肿瘤专家在治疗的早期提到临终问题将很有帮助,密歇根大学安娜堡分校综合性肿瘤中心医务主任Douglas W. Blayney博士说。他通常会告诉病人,“现在,我们将讨论临终问题,但只谈一次,当然你可以在任何时候再提出来讨论。”主动进行这样的谈话,“让病人知道你是开放的,但也不是总将生与死挂在嘴边。”这样,患者在谈论他们最担心的问题时不会感到难过。“在第二次或第三次查房的某个适当时候进行上述谈话,既节约时间,同时也体现出礼貌。”
生活质量问题也很重要,Blayney博士说。他鼓励肿瘤专家采取开放的态度来讨论性健康问题。“我们当中许多人供职于大型机构,有能够探索这些问题的团队……但作为医生,我们必须向患者介绍有关性的问题。”美国临床肿瘤学会(ASCO)新任主席Blayney 博士说道。
“病人认为我们只想知道他们身体状况,但‘性’是患者恢复期一个很大的问题。” McCabe女士对此表示赞同。
肿瘤专家应主动询问存活患者生活中各方面的情况,波士顿市达纳法伯癌症研究所(Dana Farber Cancer Institute) Lance Armstrong基金会成人癌症存活临床部医务主任Kenneth Miller博士说道。“我们问肿瘤存活患者最近过得怎么样,他们自己说‘很好’,但家属通常会有在旁边摇头表示否认。”
利用自动化系统监测存活患者的各种问题是最理想的,美国国家癌症研究所(NCI)癌症存活办公室项目主任Catherine M. Alfano博士说道。该研究所在2007年10月以“癌症患者的全方位护理:满足心理健康需求”为题做了一份报告,概述了这样一种系统性过程。有些患者想要探讨的问题会很多,采用系统性方式来解决这些问题是关键,她说。

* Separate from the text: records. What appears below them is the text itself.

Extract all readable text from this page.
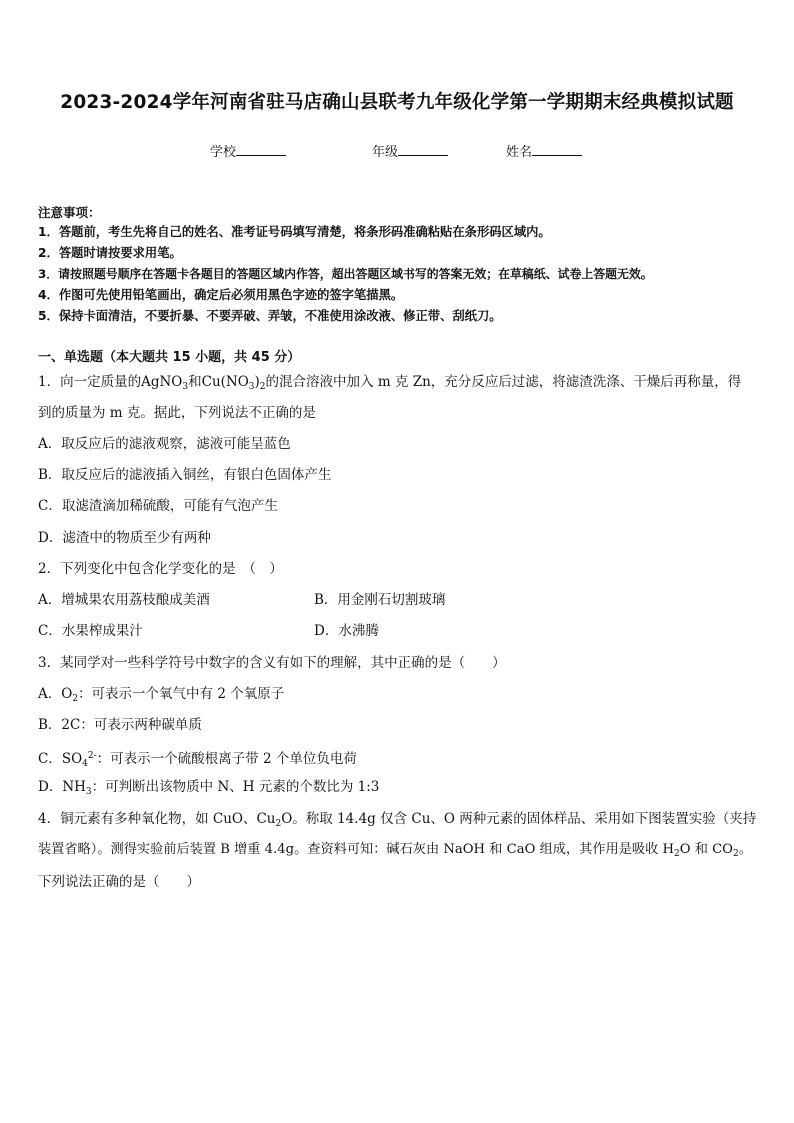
2023-2024学年河南省驻马店确山县联考九年级化学第一学期期末经典模拟试题
学校	年级	姓名
注意事项：
1．答题前，考生先将自己的姓名、准考证号码填写清楚，将条形码准确粘贴在条形码区域内。
2．答题时请按要求用笔。
3．请按照题号顺序在答题卡各题目的答题区域内作答，超出答题区域书写的答案无效；在草稿纸、试卷上答题无效。
4．作图可先使用铅笔画出，确定后必须用黑色字迹的签字笔描黑。
5．保持卡面清洁，不要折暴、不要弄破、弄皱，不准使用涂改液、修正带、刮纸刀。
一、单选题（本大题共 15 小题，共 45 分）
1．向一定质量的AgNO$_3$和$Cu(NO_3)_2$的混合溶液中加入 m 克 Zn，充分反应后过滤，将滤渣洗涤、干燥后再称量，得
到的质量为 m 克。据此，下列说法不正确的是
A．取反应后的滤液观察，滤液可能呈蓝色
B．取反应后的滤液插入铜丝，有银白色固体产生
C．取滤渣滴加稀硫酸，可能有气泡产生
D．滤渣中的物质至少有两种
2．下列变化中包含化学变化的是　（　）
A．增城果农用荔枝酿成美酒	B．用金刚石切割玻璃
C．水果榨成果汁	D．水沸腾
3．某同学对一些科学符号中数字的含义有如下的理解，其中正确的是（　　）
A．$O_2$：可表示一个氧气中有 2 个氧原子
B．2C：可表示两种碳单质
C．$SO_4^{2-}$：可表示一个硫酸根离子带 2 个单位负电荷
D．$NH_3$：可判断出该物质中 N、H 元素的个数比为 1:3
4．铜元素有多种氧化物，如 CuO、$Cu_2O$。称取 14.4g 仅含 Cu、O 两种元素的固体样品、采用如下图装置实验（夹持
装置省略）。测得实验前后装置 B 增重 4.4g。查资料可知：碱石灰由 NaOH 和 CaO 组成，其作用是吸收 $H_2O$ 和 $CO_2$。
下列说法正确的是（　　）
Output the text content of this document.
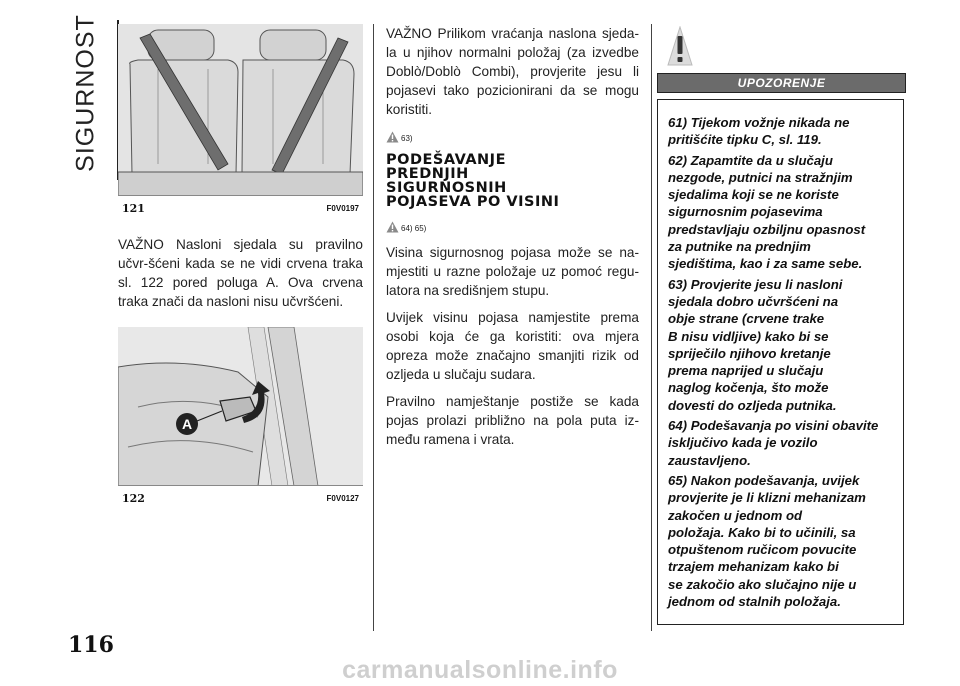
SIGURNOST
121	F0V0197

VAŽNO Nasloni sjedala su pravilno učvr-šćeni kada se ne vidi crvena traka sl. 122 pored poluga A. Ova crvena traka znači da nasloni nisu učvršćeni.

A
122	F0V0127

VAŽNO Prilikom vraćanja naslona sjeda-la u njihov normalni položaj (za izvedbe Doblò/Doblò Combi), provjerite jesu li pojasevi tako pozicionirani da se mogu koristiti.

63)
PODEŠAVANJE
PREDNJIH
SIGURNOSNIH
POJASEVA PO VISINI
64) 65)

Visina sigurnosnog pojasa može se na-mjestiti u razne položaje uz pomoć regu-latora na središnjem stupu.

Uvijek visinu pojasa namjestite prema osobi koja će ga koristiti: ova mjera opreza može značajno smanjiti rizik od ozljeda u slučaju sudara.

Pravilno namještanje postiže se kada pojas prolazi približno na pola puta iz-među ramena i vrata.

UPOZORENJE
61) Tijekom vožnje nikada ne
pritišćite tipku C, sl. 119.
62) Zapamtite da u slučaju
nezgode, putnici na stražnjim
sjedalima koji se ne koriste
sigurnosnim pojasevima
predstavljaju ozbiljnu opasnost
za putnike na prednjim
sjedištima, kao i za same sebe.
63) Provjerite jesu li nasloni
sjedala dobro učvršćeni na
obje strane (crvene trake
B nisu vidljive) kako bi se
spriječilo njihovo kretanje
prema naprijed u slučaju
naglog kočenja, što može
dovesti do ozljeda putnika.
64) Podešavanja po visini obavite
isključivo kada je vozilo
zaustavljeno.
65) Nakon podešavanja, uvijek
provjerite je li klizni mehanizam
zakočen u jednom od
položaja. Kako bi to učinili, sa
otpuštenom ručicom povucite
trzajem mehanizam kako bi
se zakočio ako slučajno nije u
jednom od stalnih položaja.
116
carmanualsonline.info
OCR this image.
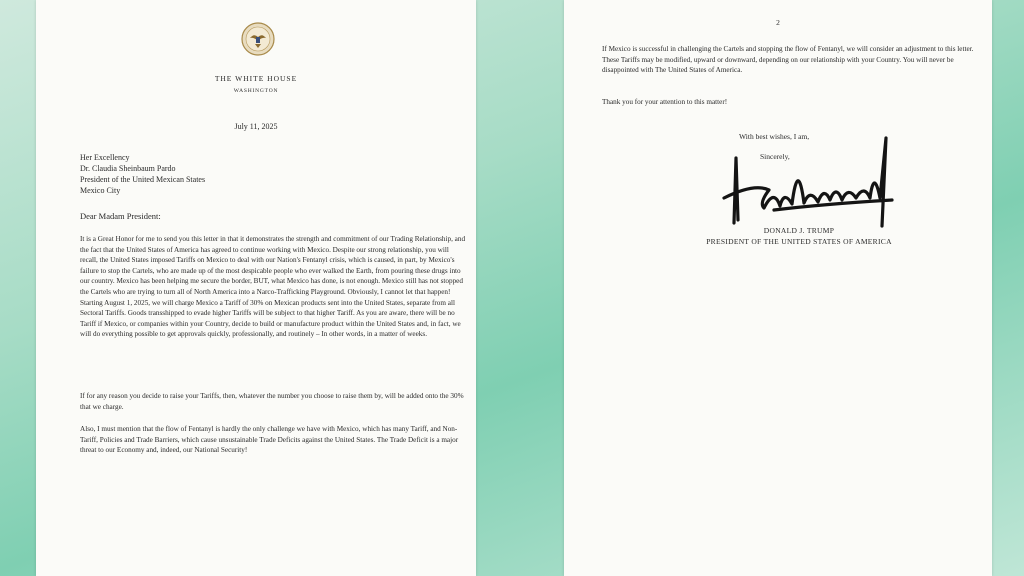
THE WHITE HOUSE
WASHINGTON
July 11, 2025
Her Excellency
Dr. Claudia Sheinbaum Pardo
President of the United Mexican States
Mexico City
Dear Madam President:
It is a Great Honor for me to send you this letter in that it demonstrates the strength and commitment of our Trading Relationship, and the fact that the United States of America has agreed to continue working with Mexico. Despite our strong relationship, you will recall, the United States imposed Tariffs on Mexico to deal with our Nation's Fentanyl crisis, which is caused, in part, by Mexico's failure to stop the Cartels, who are made up of the most despicable people who ever walked the Earth, from pouring these drugs into our country. Mexico has been helping me secure the border, BUT, what Mexico has done, is not enough. Mexico still has not stopped the Cartels who are trying to turn all of North America into a Narco-Trafficking Playground. Obviously, I cannot let that happen! Starting August 1, 2025, we will charge Mexico a Tariff of 30% on Mexican products sent into the United States, separate from all Sectoral Tariffs. Goods transshipped to evade higher Tariffs will be subject to that higher Tariff. As you are aware, there will be no Tariff if Mexico, or companies within your Country, decide to build or manufacture product within the United States and, in fact, we will do everything possible to get approvals quickly, professionally, and routinely – In other words, in a matter of weeks.
If for any reason you decide to raise your Tariffs, then, whatever the number you choose to raise them by, will be added onto the 30% that we charge.
Also, I must mention that the flow of Fentanyl is hardly the only challenge we have with Mexico, which has many Tariff, and Non-Tariff, Policies and Trade Barriers, which cause unsustainable Trade Deficits against the United States. The Trade Deficit is a major threat to our Economy and, indeed, our National Security!
2
If Mexico is successful in challenging the Cartels and stopping the flow of Fentanyl, we will consider an adjustment to this letter. These Tariffs may be modified, upward or downward, depending on our relationship with your Country. You will never be disappointed with The United States of America.
Thank you for your attention to this matter!
With best wishes, I am,
Sincerely,
DONALD J. TRUMP
PRESIDENT OF THE UNITED STATES OF AMERICA
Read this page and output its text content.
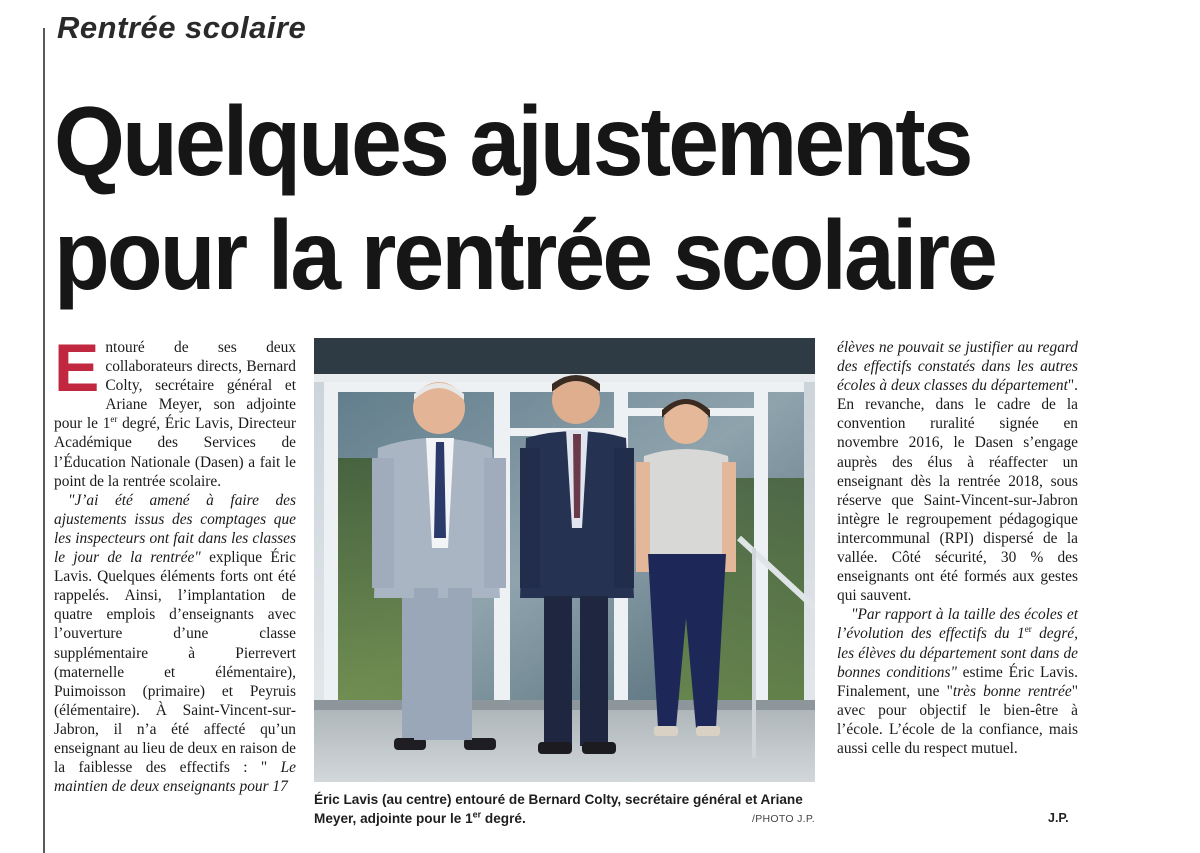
Rentrée scolaire
Quelques ajustements
pour la rentrée scolaire

Entouré de ses deux collaborateurs directs, Bernard Colty, secrétaire général et Ariane Meyer, son adjointe pour le 1er degré, Éric Lavis, Directeur Académique des Services de l’Éducation Nationale (Dasen) a fait le point de la rentrée scolaire.

"J’ai été amené à faire des ajustements issus des comptages que les inspecteurs ont fait dans les classes le jour de la rentrée" explique Éric Lavis. Quelques éléments forts ont été rappelés. Ainsi, l’implantation de quatre emplois d’enseignants avec l’ouverture d’une classe supplémentaire à Pierrevert (maternelle et élémentaire), Puimoisson (primaire) et Peyruis (élémentaire). À Saint-Vincent-sur-Jabron, il n’a été affecté qu’un enseignant au lieu de deux en raison de la faiblesse des effectifs : " Le maintien de deux enseignants pour 17

Éric Lavis (au centre) entouré de Bernard Colty, secrétaire général et Ariane Meyer, adjointe pour le 1er degré.	/PHOTO J.P.

élèves ne pouvait se justifier au regard des effectifs constatés dans les autres écoles à deux classes du département". En revanche, dans le cadre de la convention ruralité signée en novembre 2016, le Dasen s’engage auprès des élus à réaffecter un enseignant dès la rentrée 2018, sous réserve que Saint-Vincent-sur-Jabron intègre le regroupement pédagogique intercommunal (RPI) dispersé de la vallée. Côté sécurité, 30 % des enseignants ont été formés aux gestes qui sauvent.

"Par rapport à la taille des écoles et l’évolution des effectifs du 1er degré, les élèves du département sont dans de bonnes conditions" estime Éric Lavis. Finalement, une "très bonne rentrée" avec pour objectif le bien-être à l’école. L’école de la confiance, mais aussi celle du respect mutuel.

J.P.
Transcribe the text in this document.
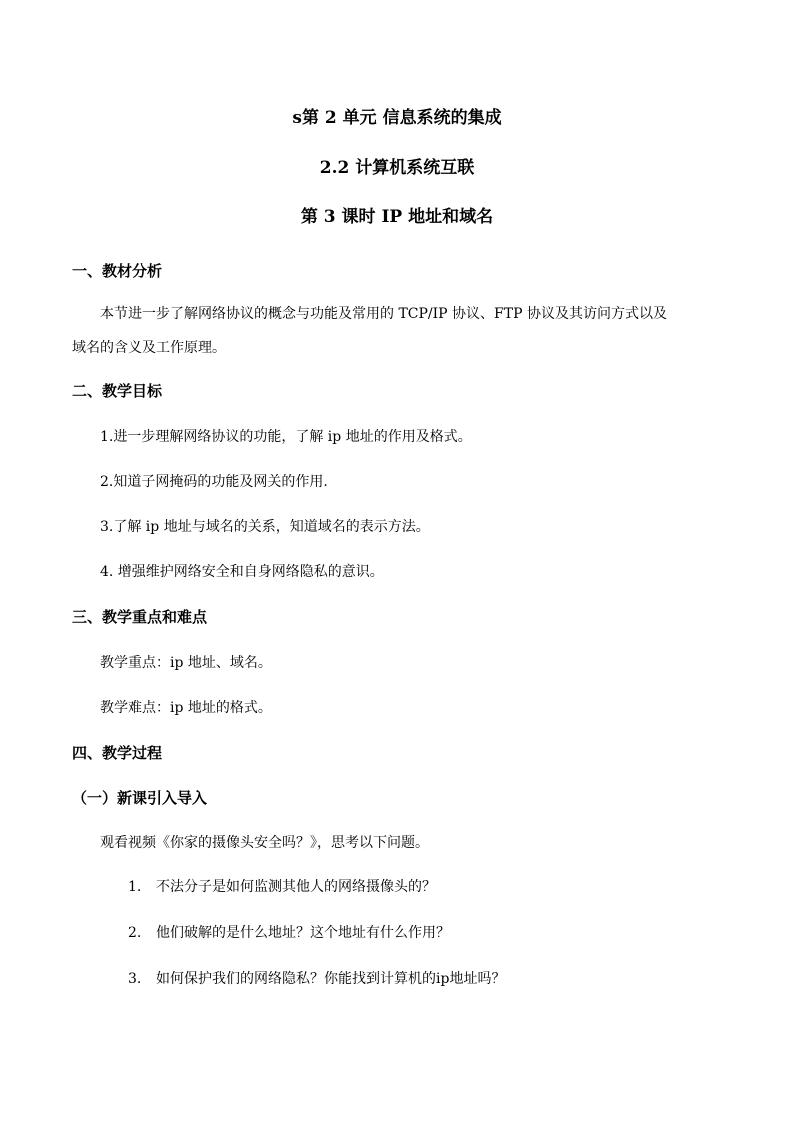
s第 2 单元 信息系统的集成
2.2 计算机系统互联
第 3 课时 IP 地址和域名
一、教材分析
本节进一步了解网络协议的概念与功能及常用的 TCP/IP 协议、FTP 协议及其访问方式以及
域名的含义及工作原理。
二、教学目标
1.进一步理解网络协议的功能，了解 ip 地址的作用及格式。
2.知道子网掩码的功能及网关的作用.
3.了解 ip 地址与域名的关系，知道域名的表示方法。
4. 增强维护网络安全和自身网络隐私的意识。
三、教学重点和难点
教学重点：ip 地址、域名。
教学难点：ip 地址的格式。
四、教学过程
（一）新课引入导入
观看视频《你家的摄像头安全吗？》，思考以下问题。
1. 不法分子是如何监测其他人的网络摄像头的？
2. 他们破解的是什么地址？这个地址有什么作用？
3. 如何保护我们的网络隐私？你能找到计算机的ip地址吗？
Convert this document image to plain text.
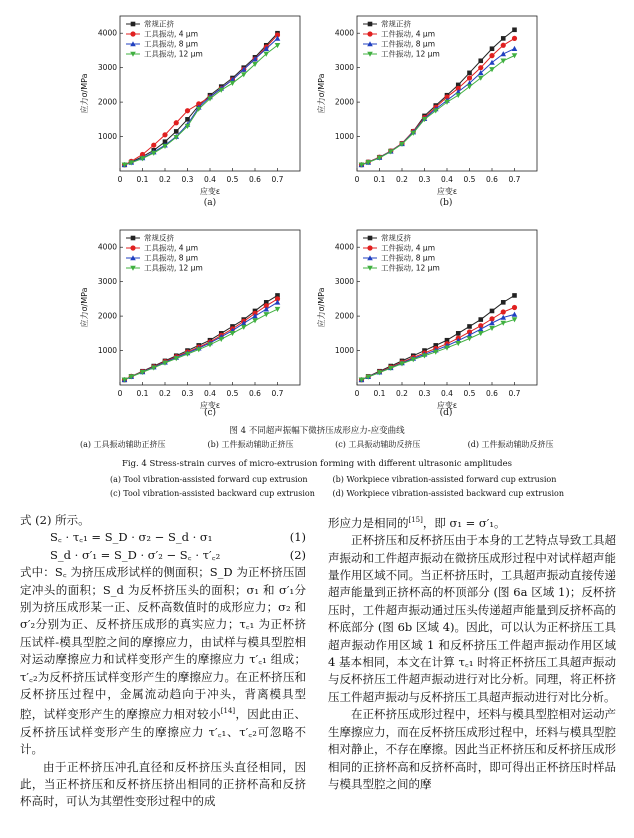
0 0.1 0.2 0.3 0.4 0.5 0.6 0.7
1000
2000
3000
4000
应变ε
应力σ/MPa
常规正挤
工具振动, 4 μm
工具振动, 8 μm
工具振动, 12 μm
(a)
0 0.1 0.2 0.3 0.4 0.5 0.6 0.7
1000
2000
3000
4000
应变ε
应力σ/MPa
常规正挤
工件振动, 4 μm
工件振动, 8 μm
工件振动, 12 μm
(b)
0 0.1 0.2 0.3 0.4 0.5 0.6 0.7
1000
2000
3000
4000
应变ε
应力σ/MPa
常规反挤
工具振动, 4 μm
工具振动, 8 μm
工具振动, 12 μm
(c)
0 0.1 0.2 0.3 0.4 0.5 0.6 0.7
1000
2000
3000
4000
应变ε
应力σ/MPa
常规反挤
工件振动, 4 μm
工件振动, 8 μm
工件振动, 12 μm
(d)
图 4 不同超声振幅下微挤压成形应力-应变曲线
(a) 工具振动辅助正挤压	(b) 工件振动辅助正挤压	(c) 工具振动辅助反挤压	(d) 工件振动辅助反挤压
Fig. 4 Stress-strain curves of micro-extrusion forming with different ultrasonic amplitudes
(a) Tool vibration-assisted forward cup extrusion	(b) Workpiece vibration-assisted forward cup extrusion
(c) Tool vibration-assisted backward cup extrusion (d) Workpiece vibration-assisted backward cup extrusion

式 (2) 所示。

S꜀ · τ꜀₁ = S_D · σ₂ − S_d · σ₁	(1)
S_d · σ′₁ = S_D · σ′₂ − S꜀ · τ′꜀₂	(2)

式中：S꜀ 为挤压成形试样的侧面积；S_D 为正杯挤压固定冲头的面积；S_d 为反杯挤压头的面积；σ₁ 和 σ′₁分别为挤压成形某一正、反杯高数值时的成形应力；σ₂ 和 σ′₂分别为正、反杯挤压成形的真实应力；τ꜀₁ 为正杯挤压试样-模具型腔之间的摩擦应力，由试样与模具型腔相对运动摩擦应力和试样变形产生的摩擦应力 τ′꜀₁ 组成；τ′꜀₂为反杯挤压试样变形产生的摩擦应力。在正杯挤压和反杯挤压过程中，金属流动趋向于冲头，背离模具型腔，试样变形产生的摩擦应力相对较小[14]，因此由正、反杯挤压试样变形产生的摩擦应力 τ′꜀₁、τ′꜀₂可忽略不计。

由于正杯挤压冲孔直径和反杯挤压头直径相同，因此，当正杯挤压和反杯挤压挤出相同的正挤杯高和反挤杯高时，可认为其塑性变形过程中的成

形应力是相同的[15]，即 σ₁ = σ′₁。

正杯挤压和反杯挤压由于本身的工艺特点导致工具超声振动和工件超声振动在微挤压成形过程中对试样超声能量作用区域不同。当正杯挤压时，工具超声振动直接传递超声能量到正挤杯高的杯顶部分 (图 6a 区域 1)；反杯挤压时，工件超声振动通过压头传递超声能量到反挤杯高的杯底部分 (图 6b 区域 4)。因此，可以认为正杯挤压工具超声振动作用区域 1 和反杯挤压工件超声振动作用区域 4 基本相同，本文在计算 τ꜀₁ 时将正杯挤压工具超声振动与反杯挤压工件超声振动进行对比分析。同理，将正杯挤压工件超声振动与反杯挤压工具超声振动进行对比分析。

在正杯挤压成形过程中，坯料与模具型腔相对运动产生摩擦应力，而在反杯挤压成形过程中，坯料与模具型腔相对静止，不存在摩擦。因此当正杯挤压和反杯挤压成形相同的正挤杯高和反挤杯高时，即可得出正杯挤压时样品与模具型腔之间的摩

存活患者转诊到初级保健机构会经历一段困难的时期。“肿瘤患者想继续依赖自己的经治医生和护士。但显然,医护人员不得不照顾其他患者。” 一名1995年被诊断为恶性黑素瘤的存活患者,前电视主播Sam Donaldson说道。
在过渡时期,肿瘤专家在缓解患者情绪方面起着关键作用。NCCN新的指南制订了关于肿瘤存活患者保健的内容,旨在指导这一过程。
过渡期同样也是一个机遇期,医生可以教育肿瘤存活患者如何合理利用自己的时间,并向患者强调健康饮食、身体锻炼、骨健康以及戒烟的重要性。
在肿瘤急性病治疗和长期的存活期间,“都可对患者进行相关知识的宣教。”Miller博士说。